During 34-year follow-up, in NDD, IGT and NGT groups, the cumulative incidence of sever microvascular disease was 65.03%(95% CI: 58.90%-70.48%), 32.9%(95% CI: 28.19%-37.81%) and 16.18% (95% CI: 12.64%-20.11%), respectively. After adjusting for related risk factors, including age, sex, smoking, BMI and BP, the risk of severe microvascular disease in the NDD population was 6.25 times (95% CI: 4.65-8.38, P<0.0001) than that of the NGT population , and the risk of severe microvascular disease in IGT population was 2.16 times (95% CI: 1.58-2.95, P<0.001) than that of the NGT population.
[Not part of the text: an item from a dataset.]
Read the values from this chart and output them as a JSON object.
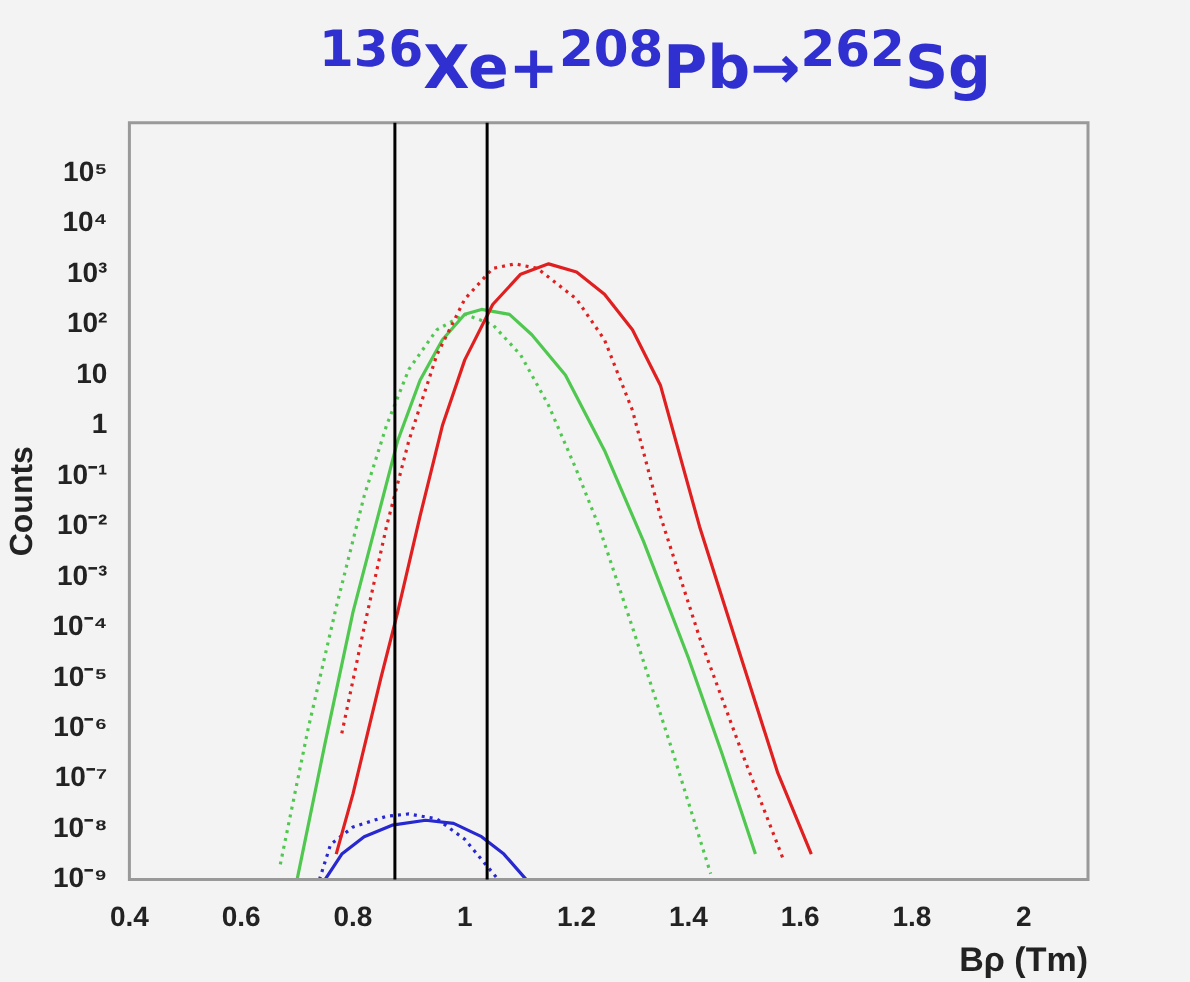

When diabetes was treated as a time-dependent variable, after adjusting for relevant confounders, in the combined population of participants with IGT and NDD at baseline, the risk of developing sever microvascular disease was 8.89 times (95% CI 4.40-17.98, P<0.001) higher in participants with diabetes (prevalent and incident diabetes) than in those who remained non-diabetic during follow-up. Stratified analysis by sex showed that the cumulative incidence of severe microvascular disease in the male NDD population was 68.02% (95% CI: 57.27%-76.61%) over 34 years, slightly higher than that in the female NDD population (CI: 63.37%, 95% CI: 55.69%-70.09%); the cumulative incidence in the male IGT population was similar to that in the female IGT population (32.33% vs. 33.17%). Regardless of the NDD or IGT population, males (NDD: HRs=7.07, IGT: HRs=2.49) have a higher risk of developing severe microvascular diseases than females (NDD: HRs=5.98, IGT: HRs=2.00).The results of functional enrichment analysis showed that the significantly different genes were mostly enriched in the cytokine-cytokine receptor interaction pathway, including the TNF signaling pathway, IL-17 signaling pathway, NOD-like receptor signaling pathway and Toll-like receptor signaling pathway, indicating the role of immune response, especially innate immune response, in the occurrence and development of diabetic microvascular disease.

Conclusions

The incidence and risk of severe microvascular disease in diabetes and impaired glucose tolerance groups are significantly higher than those in normal glucose tolerance groups. The effective management of optimal glycemic control in the early stage of diabetes, and intensive lifestyle interventions to delay the progression to diabetes in IGT population are crucial to prevent microvascular disease. The molecular mechanism of microvascular disease is related to the TNF signaling pathway, IL-17 signaling pathway, NOD-like receptor signaling pathway and Toll-like receptor signaling pathway.